3) The Socrates Express by Eric Weiner (Amazon): If you haven’t read much philosophy and are curious about great philosophers and their schools of thought, this is the book for you. Eric brings together a witty travelogue, stories about the lives of great philosophers, a summary of their work, and insights about his attempts at applying their lessons. It made philosophy accessible – thank you, Eric!
4) The Ride of a Lifetime by Bob Iger (Amazon): This book is to corporate leaders what Shoe Dog is to sports entrepreneurs and The Hard Things About Hard Things is to tech entrepreneurs. Surprisingly candid, incisive, and insightful. A phenomenal read – the sort of book that should be mandatory reading in every graduate school of business.
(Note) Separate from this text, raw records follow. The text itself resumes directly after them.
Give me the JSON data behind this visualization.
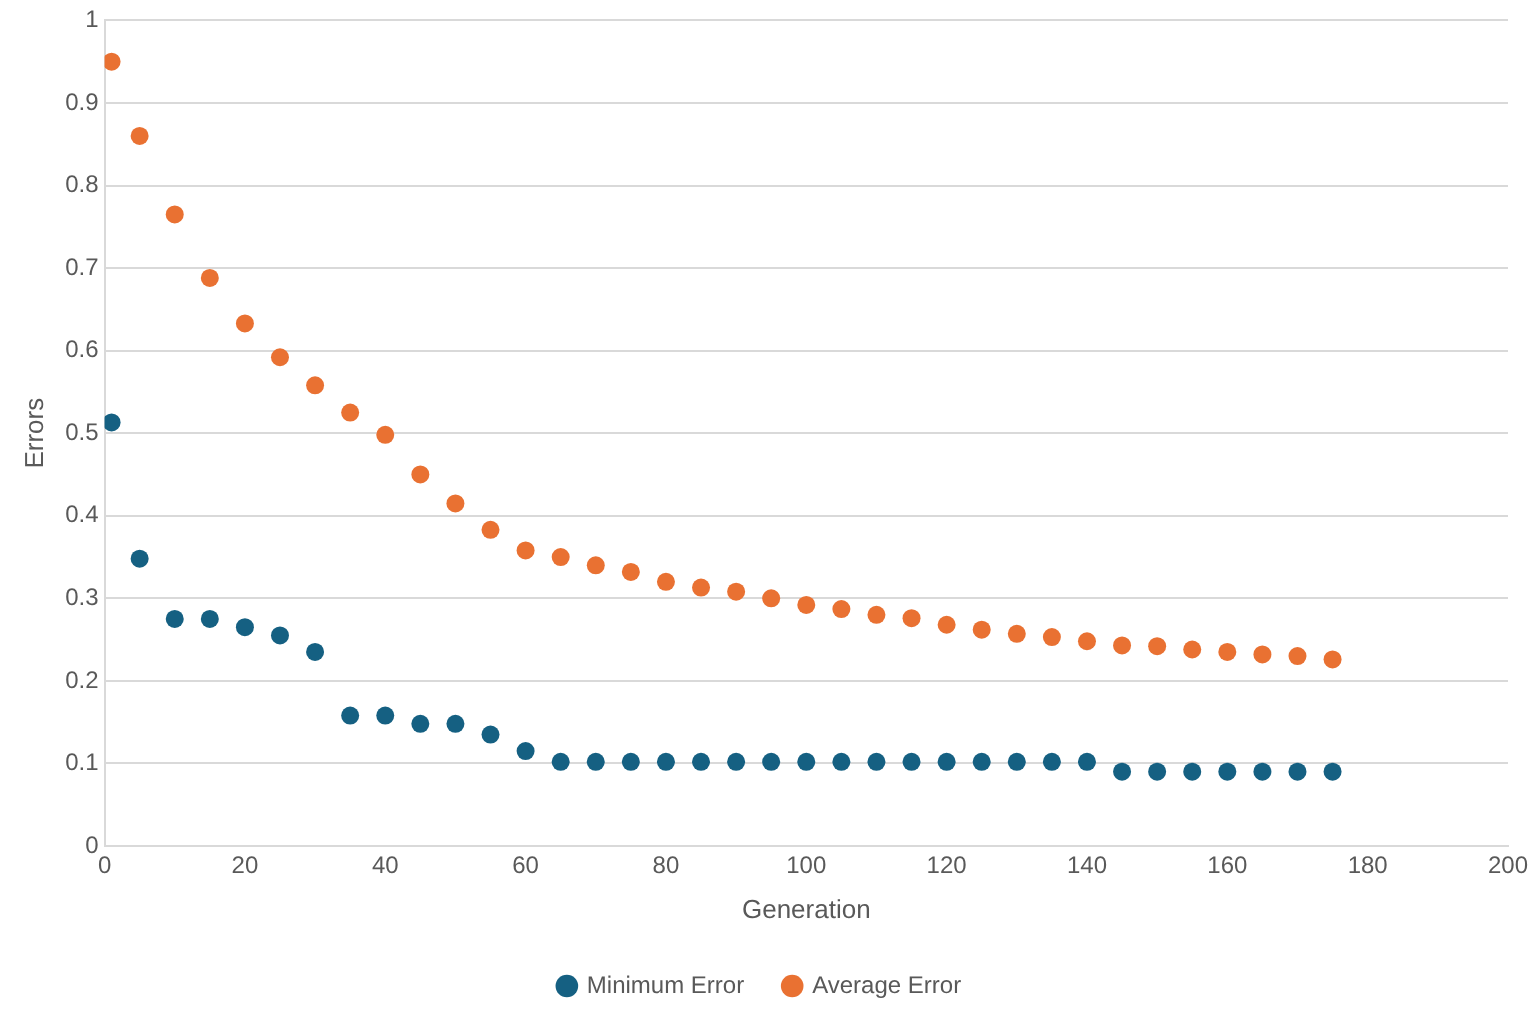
{
  "chart_data": {
    "type": "scatter",
    "xlabel": "Generation",
    "ylabel": "Errors",
    "x": [
      1,
      5,
      10,
      15,
      20,
      25,
      30,
      35,
      40,
      45,
      50,
      55,
      60,
      65,
      70,
      75,
      80,
      85,
      90,
      95,
      100,
      105,
      110,
      115,
      120,
      125,
      130,
      135,
      140,
      145,
      150,
      155,
      160,
      165,
      170,
      175
    ],
    "series": [
      {
        "name": "Minimum Error",
        "color": "#156082",
        "values": [
          0.513,
          0.348,
          0.275,
          0.275,
          0.265,
          0.255,
          0.235,
          0.158,
          0.158,
          0.148,
          0.148,
          0.135,
          0.115,
          0.102,
          0.102,
          0.102,
          0.102,
          0.102,
          0.102,
          0.102,
          0.102,
          0.102,
          0.102,
          0.102,
          0.102,
          0.102,
          0.102,
          0.102,
          0.102,
          0.09,
          0.09,
          0.09,
          0.09,
          0.09,
          0.09,
          0.09
        ]
      },
      {
        "name": "Average Error",
        "color": "#e97132",
        "values": [
          0.95,
          0.86,
          0.765,
          0.688,
          0.633,
          0.592,
          0.558,
          0.525,
          0.498,
          0.45,
          0.415,
          0.383,
          0.358,
          0.35,
          0.34,
          0.332,
          0.32,
          0.313,
          0.308,
          0.3,
          0.292,
          0.287,
          0.28,
          0.276,
          0.268,
          0.262,
          0.257,
          0.253,
          0.248,
          0.243,
          0.242,
          0.238,
          0.235,
          0.232,
          0.23,
          0.226
        ]
      }
    ],
    "xlim": [
      0,
      200
    ],
    "xticks": [
      0,
      20,
      40,
      60,
      80,
      100,
      120,
      140,
      160,
      180,
      200
    ],
    "ylim": [
      0,
      1
    ],
    "yticks": [
      0,
      0.1,
      0.2,
      0.3,
      0.4,
      0.5,
      0.6,
      0.7,
      0.8,
      0.9,
      1
    ],
    "grid": "y",
    "legend": "bottom",
    "marker": "circle"
  }
}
I had a collection of books that all made it to 5th place.
The Psychology of Money by Morgan Housel (Amazon) was an insightful take on how to think about thinking about money.
Upstream by Dan Heath (Amazon) tackles an important subject – how to solve problems before they happen.
Reboot by Jerry Colonna (Amazon) is a book built on the idea that “better humans make better leaders.” Jerry notes on leadership, insecurities, and love make for a beautiful read.
Several short sentences about Writing by Verlyn Klinkenborg (Amazon) is a masterpiece on writing. It also packs plenty of wisdom about skills, practice, and life.
Becoming by Michelle Obama (Amazon) – I was curious about Michelle Obama’s memoir thanks to her grace and charisma in her speeches and interviews. This was a fun narration of the Obama story from her perspective.